We zochten hierbij naar variëteiten van traditionele landbouwgewassen die zouttoleranter zijn, zoals aardappelen, groenten, granen, …. Deze variëteiten moeten ook in niet zilte omstandigheden een aanvaardbare productiviteit hebben. Op die manier kan een landbouwer toch kiezen om te beregenen met zilt water, als er geen alternatief beschikbaar is. Dit kan een oplossing bieden voor zowel gebieden waar periodiek verzilting optreedt als voor gebieden waar verzilting structureel aanwezig is.
Via SalFar onderzochten we of er voor producten afkomstig van zilte landbouw ook een marktmodel te bedenken is waarbij meerwaarde gecreëerd kan worden.
Planning in Vlaanderen
Zouttolerante gewassen
Het Instituut voor landbouw-, Visserij-, en Voedingsonderzoek (ILVO) en VLM zijn de twee Vlaamse partners in het SALFAR project en we werkten nauw samen. Via dit project wilden we de
kennis rond zouttolerante gewassen ter beschikking stellen aan de landbouwers zodat deze alternatieve teelten en hun randvoorwaarden minstens gekend zijn.
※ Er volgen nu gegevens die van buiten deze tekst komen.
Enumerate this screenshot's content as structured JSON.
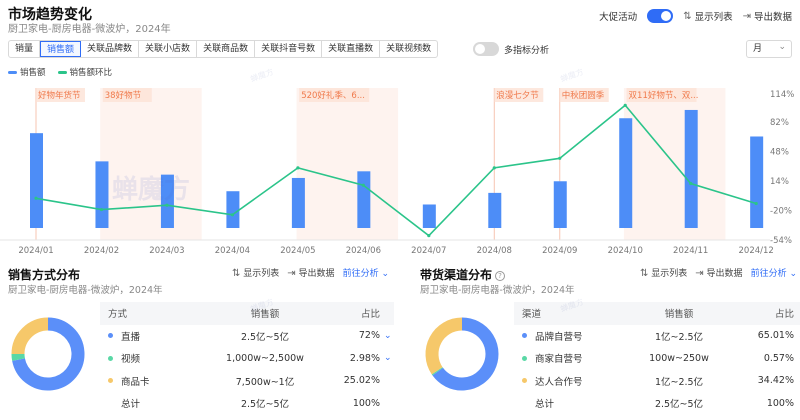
{
  "header": {
    "title": "市场趋势变化",
    "subtitle": "厨卫家电-厨房电器-微波炉，2024年",
    "promo_label": "大促活动",
    "show_list": "显示列表",
    "export": "导出数据"
  },
  "tabs": [
    "销量",
    "销售额",
    "关联品牌数",
    "关联小店数",
    "关联商品数",
    "关联抖音号数",
    "关联直播数",
    "关联视频数"
  ],
  "multi_label": "多指标分析",
  "period": "月",
  "legend": {
    "bar": "销售额",
    "line": "销售额环比"
  },
  "colors": {
    "bar": "#4d8df7",
    "line": "#2bc48a",
    "promo": "#f7b49a",
    "accent": "#2f6cf6"
  },
  "watermark": "蝉魔方",
  "chart_data": {
    "type": "bar",
    "categories": [
      "2024/01",
      "2024/02",
      "2024/03",
      "2024/04",
      "2024/05",
      "2024/06",
      "2024/07",
      "2024/08",
      "2024/09",
      "2024/10",
      "2024/11",
      "2024/12"
    ],
    "series": [
      {
        "name": "销售额",
        "type": "bar",
        "values": [
          62,
          45,
          37,
          27,
          35,
          39,
          19,
          26,
          33,
          71,
          76,
          60
        ]
      },
      {
        "name": "销售额环比",
        "type": "line",
        "values": [
          -6,
          -19,
          -14,
          -25,
          29,
          9,
          -49,
          29,
          40,
          101,
          11,
          -12
        ]
      }
    ],
    "right_axis": {
      "ticks": [
        "114%",
        "82%",
        "48%",
        "14%",
        "-20%",
        "-54%"
      ],
      "ylim": [
        -54,
        114
      ]
    },
    "promos": [
      {
        "label": "好物年货节",
        "start": 0,
        "end": 0
      },
      {
        "label": "38好物节",
        "start": 1,
        "end": 2
      },
      {
        "label": "520好礼季、6...",
        "start": 4,
        "end": 5
      },
      {
        "label": "浪漫七夕节",
        "start": 7,
        "end": 7
      },
      {
        "label": "中秋团圆季",
        "start": 8,
        "end": 8
      },
      {
        "label": "双11好物节、双...",
        "start": 9,
        "end": 10
      }
    ]
  },
  "left_panel": {
    "title": "销售方式分布",
    "subtitle": "厨卫家电-厨房电器-微波炉，2024年",
    "actions": {
      "show_list": "显示列表",
      "export": "导出数据",
      "analysis": "前往分析"
    },
    "headers": {
      "c1": "方式",
      "c2": "销售额",
      "c3": "占比"
    },
    "rows": [
      {
        "name": "直播",
        "value": "2.5亿~5亿",
        "share": "72%",
        "color": "#5b8ff9",
        "expand": true
      },
      {
        "name": "视频",
        "value": "1,000w~2,500w",
        "share": "2.98%",
        "color": "#5ad8a6",
        "expand": true
      },
      {
        "name": "商品卡",
        "value": "7,500w~1亿",
        "share": "25.02%",
        "color": "#f6c86a",
        "expand": false
      }
    ],
    "total": {
      "name": "总计",
      "value": "2.5亿~5亿",
      "share": "100%"
    },
    "donut": [
      72,
      2.98,
      25.02
    ]
  },
  "right_panel": {
    "title": "带货渠道分布",
    "subtitle": "厨卫家电-厨房电器-微波炉，2024年",
    "actions": {
      "show_list": "显示列表",
      "export": "导出数据",
      "analysis": "前往分析"
    },
    "headers": {
      "c1": "渠道",
      "c2": "销售额",
      "c3": "占比"
    },
    "rows": [
      {
        "name": "品牌自营号",
        "value": "1亿~2.5亿",
        "share": "65.01%",
        "color": "#5b8ff9",
        "expand": true
      },
      {
        "name": "商家自营号",
        "value": "100w~250w",
        "share": "0.57%",
        "color": "#5ad8a6",
        "expand": true
      },
      {
        "name": "达人合作号",
        "value": "1亿~2.5亿",
        "share": "34.42%",
        "color": "#f6c86a",
        "expand": true
      }
    ],
    "total": {
      "name": "总计",
      "value": "2.5亿~5亿",
      "share": "100%"
    },
    "donut": [
      65.01,
      0.57,
      34.42
    ]
  }
}
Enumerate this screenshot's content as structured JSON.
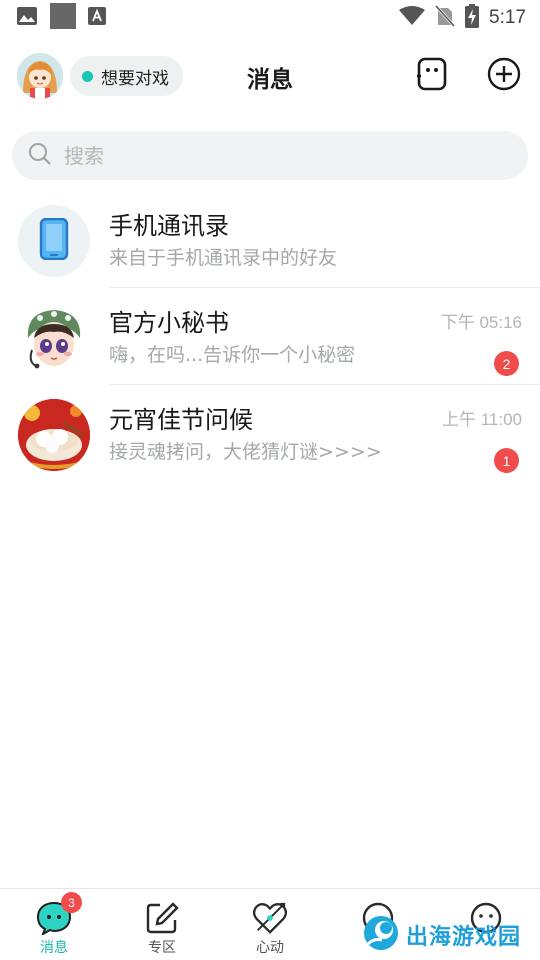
{
  "status_bar": {
    "time": "5:17",
    "icons": [
      "image-icon",
      "square-icon",
      "text-icon",
      "wifi-icon",
      "no-sim-icon",
      "battery-charging-icon"
    ]
  },
  "header": {
    "title": "消息",
    "status_label": "想要对戏",
    "status_color": "#17c6b4",
    "icons": [
      "profile-avatar",
      "contacts-book-icon",
      "add-circle-icon"
    ]
  },
  "search": {
    "placeholder": "搜索"
  },
  "conversations": [
    {
      "name": "手机通讯录",
      "preview": "来自于手机通讯录中的好友",
      "time": "",
      "unread": ""
    },
    {
      "name": "官方小秘书",
      "preview": "嗨，在吗...告诉你一个小秘密",
      "time": "下午 05:16",
      "unread": "2"
    },
    {
      "name": "元宵佳节问候",
      "preview": "接灵魂拷问，大佬猜灯谜>>>>",
      "time": "上午 11:00",
      "unread": "1"
    }
  ],
  "bottom_nav": {
    "accent_color": "#17b9aa",
    "items": [
      {
        "label": "消息",
        "icon": "message-bubble-icon",
        "badge": "3",
        "active": true
      },
      {
        "label": "专区",
        "icon": "edit-square-icon",
        "badge": "",
        "active": false
      },
      {
        "label": "心动",
        "icon": "heart-arrow-icon",
        "badge": "",
        "active": false
      },
      {
        "label": "",
        "icon": "discover-icon",
        "badge": "",
        "active": false
      },
      {
        "label": "",
        "icon": "profile-icon",
        "badge": "",
        "active": false
      }
    ]
  },
  "watermark": {
    "text": "出海游戏园"
  }
}
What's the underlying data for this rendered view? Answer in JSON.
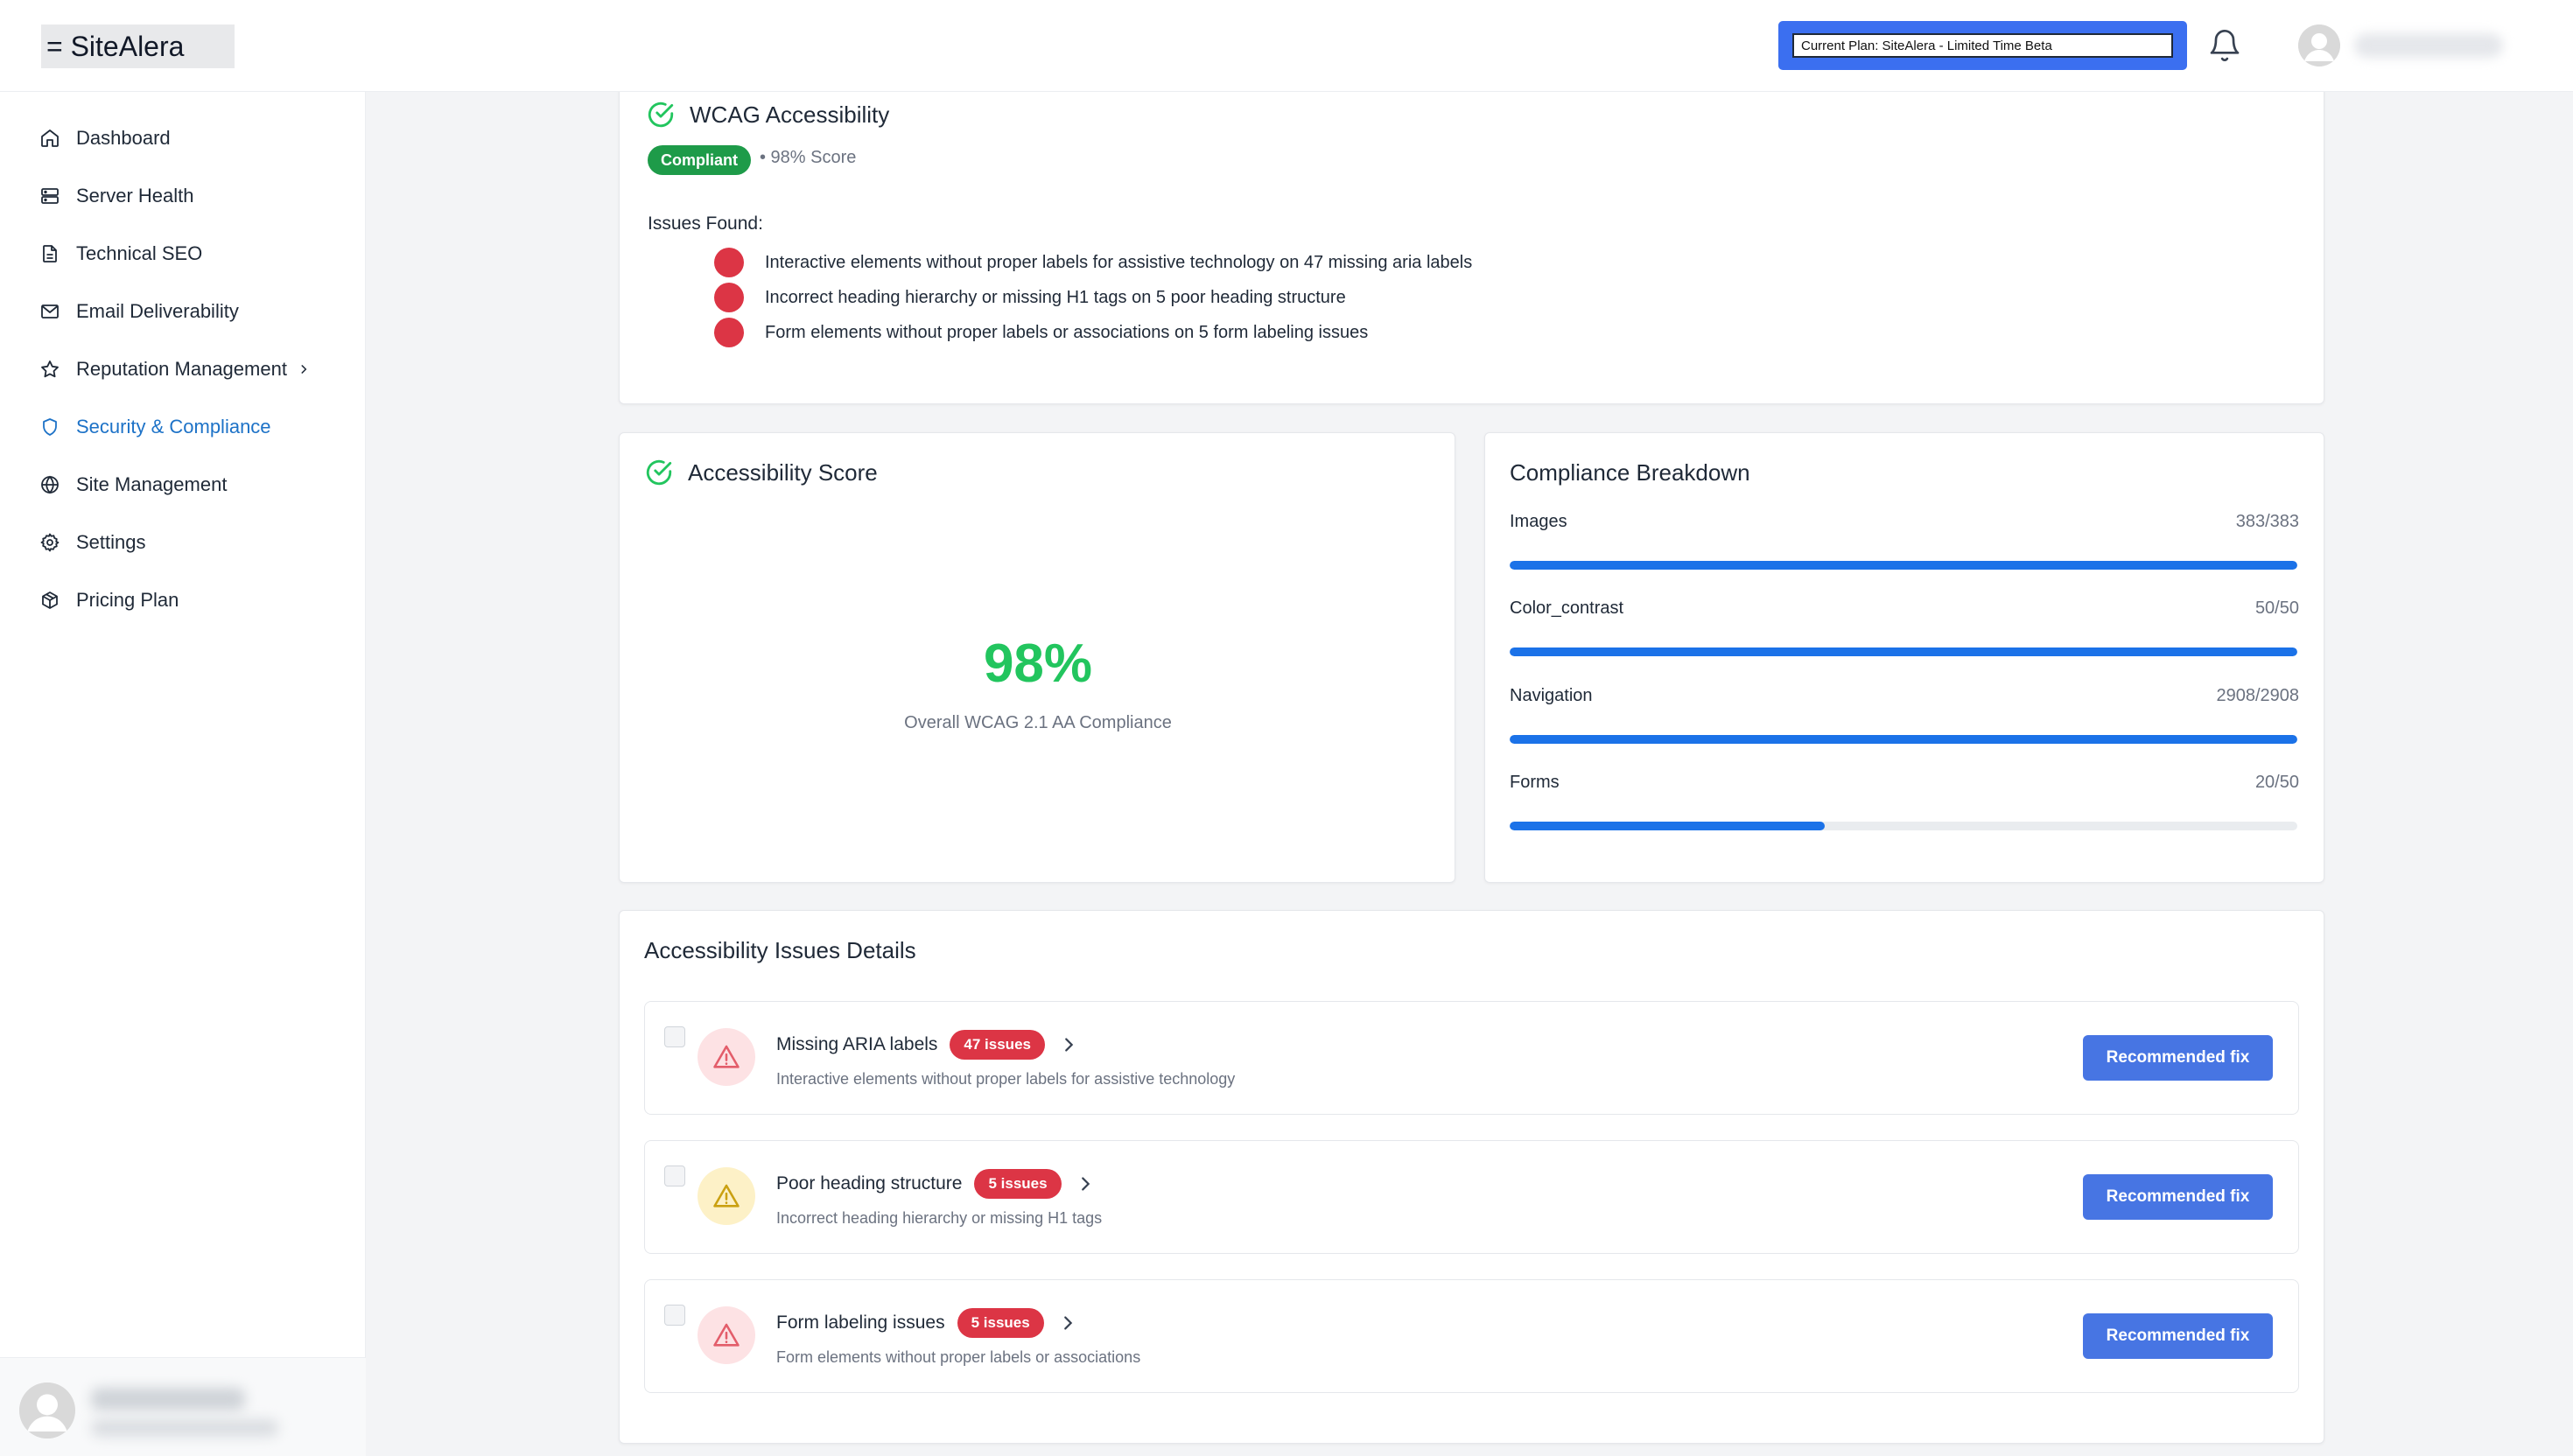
{
  "header": {
    "logo_text": "= SiteAlera",
    "plan_text": "Current Plan: SiteAlera - Limited Time Beta"
  },
  "sidebar": {
    "items": [
      {
        "label": "Dashboard",
        "icon": "home-icon"
      },
      {
        "label": "Server Health",
        "icon": "server-icon"
      },
      {
        "label": "Technical SEO",
        "icon": "document-icon"
      },
      {
        "label": "Email Deliverability",
        "icon": "mail-icon"
      },
      {
        "label": "Reputation Management",
        "icon": "star-icon"
      },
      {
        "label": "Security & Compliance",
        "icon": "shield-icon",
        "active": true
      },
      {
        "label": "Site Management",
        "icon": "globe-icon"
      },
      {
        "label": "Settings",
        "icon": "gear-icon"
      },
      {
        "label": "Pricing Plan",
        "icon": "package-icon"
      }
    ]
  },
  "wcag": {
    "title": "WCAG Accessibility",
    "status_badge": "Compliant",
    "score_text": "• 98% Score",
    "issues_heading": "Issues Found:",
    "issues": [
      "Interactive elements without proper labels for assistive technology on 47 missing aria labels",
      "Incorrect heading hierarchy or missing H1 tags on 5 poor heading structure",
      "Form elements without proper labels or associations on 5 form labeling issues"
    ]
  },
  "score": {
    "title": "Accessibility Score",
    "value": "98%",
    "caption": "Overall WCAG 2.1 AA Compliance"
  },
  "breakdown": {
    "title": "Compliance Breakdown",
    "rows": [
      {
        "label": "Images",
        "value": "383/383",
        "fraction": 1.0
      },
      {
        "label": "Color_contrast",
        "value": "50/50",
        "fraction": 1.0
      },
      {
        "label": "Navigation",
        "value": "2908/2908",
        "fraction": 1.0
      },
      {
        "label": "Forms",
        "value": "20/50",
        "fraction": 0.4
      }
    ]
  },
  "issues_details": {
    "title": "Accessibility Issues Details",
    "fix_label": "Recommended fix",
    "rows": [
      {
        "title": "Missing ARIA labels",
        "badge": "47 issues",
        "desc": "Interactive elements without proper labels for assistive technology",
        "severity": "error"
      },
      {
        "title": "Poor heading structure",
        "badge": "5 issues",
        "desc": "Incorrect heading hierarchy or missing H1 tags",
        "severity": "warning"
      },
      {
        "title": "Form labeling issues",
        "badge": "5 issues",
        "desc": "Form elements without proper labels or associations",
        "severity": "error"
      }
    ]
  },
  "colors": {
    "accent": "#1d72c7",
    "success": "#22c55e",
    "danger": "#dc3545",
    "progress": "#1b72e8",
    "button": "#4775e3"
  }
}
Klimaatrobuust waterbeheer in de kustpolders
Daarnaast wilden we via SalFar ook meedenken aan het
uitwerken van een duurzame toekomstvisie voor de kustpolders met een klimaatrobuust waterbeheer. We kaderen dit in Territoriaal OntwikkelingsProgramma (T.OP) Kustzone, een lopend proces van Ruimte Vlaanderen.
We gaan er daarbij van uit dat het toekomstig waterbeheer in de polders sturend zal zijn voor de ontwikkelingen in de polders. En dat we hierbij rekening moeten houden met de ruimtebehoeftes voor de verschillende hierboven aangehaalde scenario's of met de potenties die deze verschillende scenario's bieden. Zo is het mogelijk dat om maatschappelijke redenen gekozen wordt om in bepaalde gebieden verzilting niet tegen te gaan of zelfs verzilting te stimuleren. SalFar kan daarbij aantonen dat
ook in dergelijke zilte omstandigheden landbouw mogelijk blijft.
Intense samenwerking met landbouwers en betrokkenen
In het kader van SalFar deden VLM en ILVO in de projectperiode interviews met landbouwers, metingen (oppervlaktewater- en bodemstalen) bij landbouwers, organiseerden kennisuitwisselingsmomenten waarbij gebieden bezocht worden die met tijdelijke of langdurige verzilting te maken hebben en workshops met verschillende doelgroepen.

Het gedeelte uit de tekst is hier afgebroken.